Industry is currently crying for executives who can thrive on
change. They are the very few. Most executives were raised in the
days of the specialist, in the age of credentialism, when a piece of
paper said you could do this or that. Now, with knowledge doubling
every 18 months, no school can keep up with such change. No one can
issue credentials for that which has not yet been invented. Orville
Wright didn't know he was an aeronautical engineer until the day
after he made that historic flight at Kitty Hawk in 1903.
New fields are opening up almost daily. Europe and North America
no longer have all the knowledge and all the money. Times have
changed and the game has changed. Asia is moving faster. As Germany
merges and older, out-dated East German industries collapse and die
as if dynamited from within, totally new, highly sophisticated
industries will spring up utilizing the well-educated east German
work force. These organizations will, within the decade, be more
modern than those that are spawning them today from West Germany.
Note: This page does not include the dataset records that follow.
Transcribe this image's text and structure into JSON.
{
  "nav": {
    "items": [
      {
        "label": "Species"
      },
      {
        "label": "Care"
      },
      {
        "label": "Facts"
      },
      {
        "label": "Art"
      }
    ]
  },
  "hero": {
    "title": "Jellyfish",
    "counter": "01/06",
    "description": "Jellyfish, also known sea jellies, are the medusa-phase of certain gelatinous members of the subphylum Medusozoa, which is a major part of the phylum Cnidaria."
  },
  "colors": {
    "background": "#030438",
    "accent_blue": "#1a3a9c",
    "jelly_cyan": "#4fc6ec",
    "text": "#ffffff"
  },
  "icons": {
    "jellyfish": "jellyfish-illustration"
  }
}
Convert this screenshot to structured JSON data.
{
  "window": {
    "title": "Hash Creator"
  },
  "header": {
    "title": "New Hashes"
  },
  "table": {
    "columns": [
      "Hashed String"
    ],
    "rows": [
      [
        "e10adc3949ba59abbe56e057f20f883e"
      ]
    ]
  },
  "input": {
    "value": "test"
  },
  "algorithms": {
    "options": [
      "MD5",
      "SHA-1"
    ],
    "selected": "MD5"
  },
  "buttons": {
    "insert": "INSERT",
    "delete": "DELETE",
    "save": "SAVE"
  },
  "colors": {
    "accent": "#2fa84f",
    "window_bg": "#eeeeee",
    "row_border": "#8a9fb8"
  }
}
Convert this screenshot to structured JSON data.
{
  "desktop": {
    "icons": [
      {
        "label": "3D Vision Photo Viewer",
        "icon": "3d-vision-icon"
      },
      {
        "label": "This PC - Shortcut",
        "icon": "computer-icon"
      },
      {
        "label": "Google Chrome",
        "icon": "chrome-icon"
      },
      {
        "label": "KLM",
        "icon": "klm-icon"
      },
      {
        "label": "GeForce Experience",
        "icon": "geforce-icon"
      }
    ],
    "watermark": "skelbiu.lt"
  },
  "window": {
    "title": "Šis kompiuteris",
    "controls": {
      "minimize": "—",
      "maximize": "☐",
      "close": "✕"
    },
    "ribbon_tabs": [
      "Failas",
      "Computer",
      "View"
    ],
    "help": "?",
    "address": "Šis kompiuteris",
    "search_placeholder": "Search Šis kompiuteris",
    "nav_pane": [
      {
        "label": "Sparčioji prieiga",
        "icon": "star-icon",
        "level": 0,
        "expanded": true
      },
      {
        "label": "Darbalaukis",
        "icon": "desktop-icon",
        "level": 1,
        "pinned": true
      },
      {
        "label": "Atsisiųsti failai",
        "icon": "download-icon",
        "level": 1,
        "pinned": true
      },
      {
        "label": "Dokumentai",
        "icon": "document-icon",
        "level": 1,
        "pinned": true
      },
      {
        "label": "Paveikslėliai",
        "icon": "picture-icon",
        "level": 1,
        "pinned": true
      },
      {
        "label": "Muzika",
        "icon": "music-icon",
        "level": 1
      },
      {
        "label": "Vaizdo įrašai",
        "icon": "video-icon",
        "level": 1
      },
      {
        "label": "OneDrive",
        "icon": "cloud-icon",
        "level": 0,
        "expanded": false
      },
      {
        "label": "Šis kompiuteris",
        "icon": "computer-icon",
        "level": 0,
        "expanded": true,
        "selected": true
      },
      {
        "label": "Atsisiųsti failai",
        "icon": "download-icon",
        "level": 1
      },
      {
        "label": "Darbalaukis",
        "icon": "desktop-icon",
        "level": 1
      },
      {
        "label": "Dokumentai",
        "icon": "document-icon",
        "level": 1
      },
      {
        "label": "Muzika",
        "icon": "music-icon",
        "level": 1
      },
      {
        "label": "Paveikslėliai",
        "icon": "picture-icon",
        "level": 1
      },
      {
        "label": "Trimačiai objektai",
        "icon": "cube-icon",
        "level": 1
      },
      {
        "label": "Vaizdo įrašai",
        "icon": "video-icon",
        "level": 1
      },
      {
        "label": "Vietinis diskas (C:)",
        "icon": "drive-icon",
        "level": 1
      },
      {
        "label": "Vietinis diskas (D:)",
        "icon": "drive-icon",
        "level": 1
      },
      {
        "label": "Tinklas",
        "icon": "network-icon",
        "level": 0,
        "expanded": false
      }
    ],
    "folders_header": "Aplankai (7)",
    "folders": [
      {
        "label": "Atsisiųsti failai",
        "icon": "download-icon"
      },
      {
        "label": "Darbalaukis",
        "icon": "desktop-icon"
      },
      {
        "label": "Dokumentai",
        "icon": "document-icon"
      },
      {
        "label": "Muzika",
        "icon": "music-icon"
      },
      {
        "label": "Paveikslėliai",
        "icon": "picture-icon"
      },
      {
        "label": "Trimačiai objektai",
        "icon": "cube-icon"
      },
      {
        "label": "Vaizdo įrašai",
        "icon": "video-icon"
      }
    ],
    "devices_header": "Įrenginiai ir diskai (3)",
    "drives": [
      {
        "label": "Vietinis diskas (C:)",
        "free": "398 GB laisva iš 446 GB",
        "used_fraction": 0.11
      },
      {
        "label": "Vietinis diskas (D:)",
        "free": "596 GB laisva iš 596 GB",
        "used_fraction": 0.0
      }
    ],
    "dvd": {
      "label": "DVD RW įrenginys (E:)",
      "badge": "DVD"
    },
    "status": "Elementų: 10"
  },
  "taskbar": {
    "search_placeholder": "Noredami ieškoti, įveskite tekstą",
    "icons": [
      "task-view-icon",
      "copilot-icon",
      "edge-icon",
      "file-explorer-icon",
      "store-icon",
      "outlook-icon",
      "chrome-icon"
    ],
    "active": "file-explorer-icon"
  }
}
Meanwhile in North America, because of the wealth created during
the Industrial Age, bureaucratic and union restrictions hold a large
portion of their countries and industries hostage, insisting on maintaining old work rules from another era thus preventing industry from
keeping up to the required rate of change. Death that lingers has the
same result; the pain is dragged out over a longer period of time.
The CEOs of such companies managed instead of leading. They managed
themselves to death.
True leaders disrupt and often make others uncomfortable. They are
always seeing in change, opportunity. The more conservative the
company or organization, the more resistance to such change. Then
because those companies or organizations didn't keep up, they fail.
Bureaucracy today is dead. Admittedly, some governments and
industries haven't yet realized they suffer from the industrial
equivalent of AIDS, but it is sinking in more and more each day.
Industrial systems aren't working anymore. Smaller, younger, more
agile companies are stealing their markets. Why are 46 percent of all
companies on the Fortune 500 list in 1979 not there anymore?
Ninety percent of all the goods and services that will be
available at the end of this century haven't yet been developed.
Young companies usually move fastest in the crystal lane. Most older
companies will vanish.
Chrysler, as we know it, will be gone by the middle of the 1990s.